Uppar had to endure bullying at school and often barbers would refuse to give him a haircut. He also fought for the right to vote. The Indo-Canadians were disfranchised in 1907. The right was restored after a 40-year-long struggle by the community activists.

Uppal passed away in 2014 at the age of 83.

On Wednesday, Vancouver passed a unanimous resolution to designate a street in his name. His relatives were presented a replica street sign bearing his name by the city mayor Gregor Robertson after the resolution was passed amidst thunderous applause from the South-Asian community members and councillors present in the city hall.

“This is a very significant day for Vancouver as it recognises an extra ordinary Vancouverite who fought racism and discrimination and created many jobs, particularly in South Vancouver. He was a great leader from the South Asian community who became a leader across the entire city,” Robertson said while talking to HT.

Uppal’s daughter Cindy Bains said that it is not just an honour for her family but for the entire South Asian community.
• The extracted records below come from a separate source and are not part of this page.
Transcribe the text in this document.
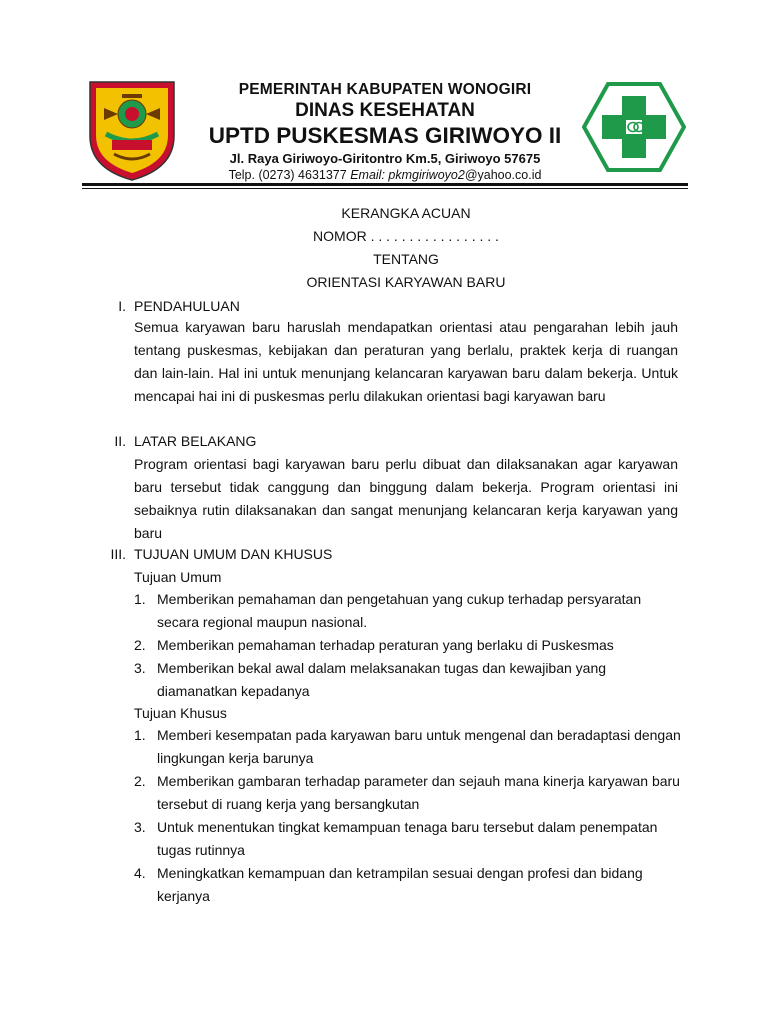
PEMERINTAH KABUPATEN WONOGIRI
DINAS KESEHATAN
UPTD PUSKESMAS GIRIWOYO II
Jl. Raya Giriwoyo-Giritontro Km.5, Giriwoyo 57675
Telp. (0273) 4631377 Email: pkmgiriwoyo2@yahoo.co.id
KERANGKA ACUAN
NOMOR . . . . . . . . . . . . . . . . .
TENTANG
ORIENTASI KARYAWAN BARU
I. PENDAHULUAN
Semua karyawan baru haruslah mendapatkan orientasi atau pengarahan lebih jauh tentang puskesmas, kebijakan dan peraturan yang berlalu, praktek kerja di ruangan dan lain-lain. Hal ini untuk menunjang kelancaran karyawan baru dalam bekerja. Untuk mencapai hai ini di puskesmas perlu dilakukan orientasi bagi karyawan baru
II. LATAR BELAKANG
Program orientasi bagi karyawan baru perlu dibuat dan dilaksanakan agar karyawan baru tersebut tidak canggung dan binggung dalam bekerja. Program orientasi ini sebaiknya rutin dilaksanakan dan sangat menunjang kelancaran kerja karyawan yang baru
III. TUJUAN UMUM DAN KHUSUS
Tujuan Umum
1. Memberikan pemahaman dan pengetahuan yang cukup terhadap persyaratan secara regional maupun nasional.
2. Memberikan pemahaman terhadap peraturan yang berlaku di Puskesmas
3. Memberikan bekal awal dalam melaksanakan tugas dan kewajiban yang diamanatkan kepadanya
Tujuan Khusus
1. Memberi kesempatan pada karyawan baru untuk mengenal dan beradaptasi dengan lingkungan kerja barunya
2. Memberikan gambaran terhadap parameter dan sejauh mana kinerja karyawan baru tersebut di ruang kerja yang bersangkutan
3. Untuk menentukan tingkat kemampuan tenaga baru tersebut dalam penempatan tugas rutinnya
4. Meningkatkan kemampuan dan ketrampilan sesuai dengan profesi dan bidang kerjanya
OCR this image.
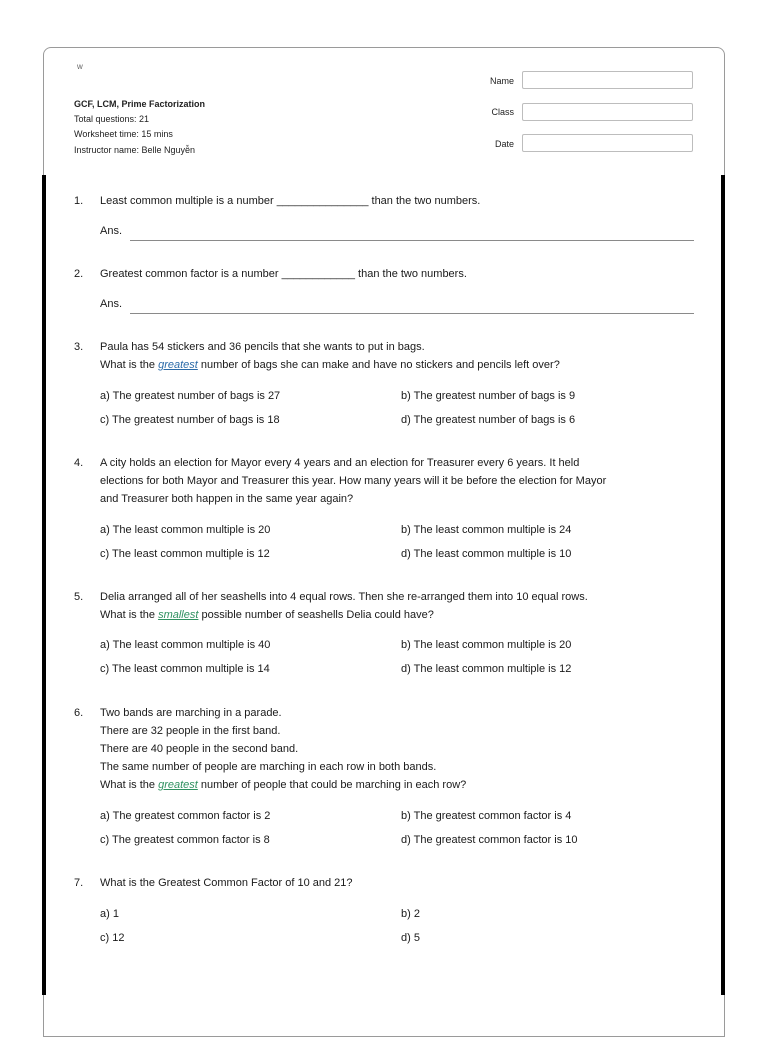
w
GCF, LCM, Prime Factorization
Total questions: 21
Worksheet time: 15 mins
Instructor name: Belle Nguyễn
Name
Class
Date
1. Least common multiple is a number _______________ than the two numbers.
Ans.
2. Greatest common factor is a number ____________ than the two numbers.
Ans.
3. Paula has 54 stickers and 36 pencils that she wants to put in bags.
What is the greatest number of bags she can make and have no stickers and pencils left over?
a) The greatest number of bags is 27	b) The greatest number of bags is 9
c) The greatest number of bags is 18	d) The greatest number of bags is 6
4. A city holds an election for Mayor every 4 years and an election for Treasurer every 6 years. It held
elections for both Mayor and Treasurer this year. How many years will it be before the election for Mayor
and Treasurer both happen in the same year again?
a) The least common multiple is 20	b) The least common multiple is 24
c) The least common multiple is 12	d) The least common multiple is 10
5. Delia arranged all of her seashells into 4 equal rows. Then she re-arranged them into 10 equal rows.
What is the smallest possible number of seashells Delia could have?
a) The least common multiple is 40	b) The least common multiple is 20
c) The least common multiple is 14	d) The least common multiple is 12
6. Two bands are marching in a parade.
There are 32 people in the first band.
There are 40 people in the second band.
The same number of people are marching in each row in both bands.
What is the greatest number of people that could be marching in each row?
a) The greatest common factor is 2	b) The greatest common factor is 4
c) The greatest common factor is 8	d) The greatest common factor is 10
7. What is the Greatest Common Factor of 10 and 21?
a) 1	b) 2
c) 12	d) 5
While addressing the gathering at the event, former BC attorney general Wally Oppal said that Uppal should have been recognised long ago for his contribution to Canadian society and his compatriots.

“The regrettable aspect of his life is that he could have done something lot better - as he faced racism, he couldn’t go to university.”

Others in attendance included former federal minister Herb Dhaliwal and former BC minister Moe Sihota. Notably, both Dhaliwal and Sihota made history after becoming the first Punjabi federal minister and first provincial legislator respectively.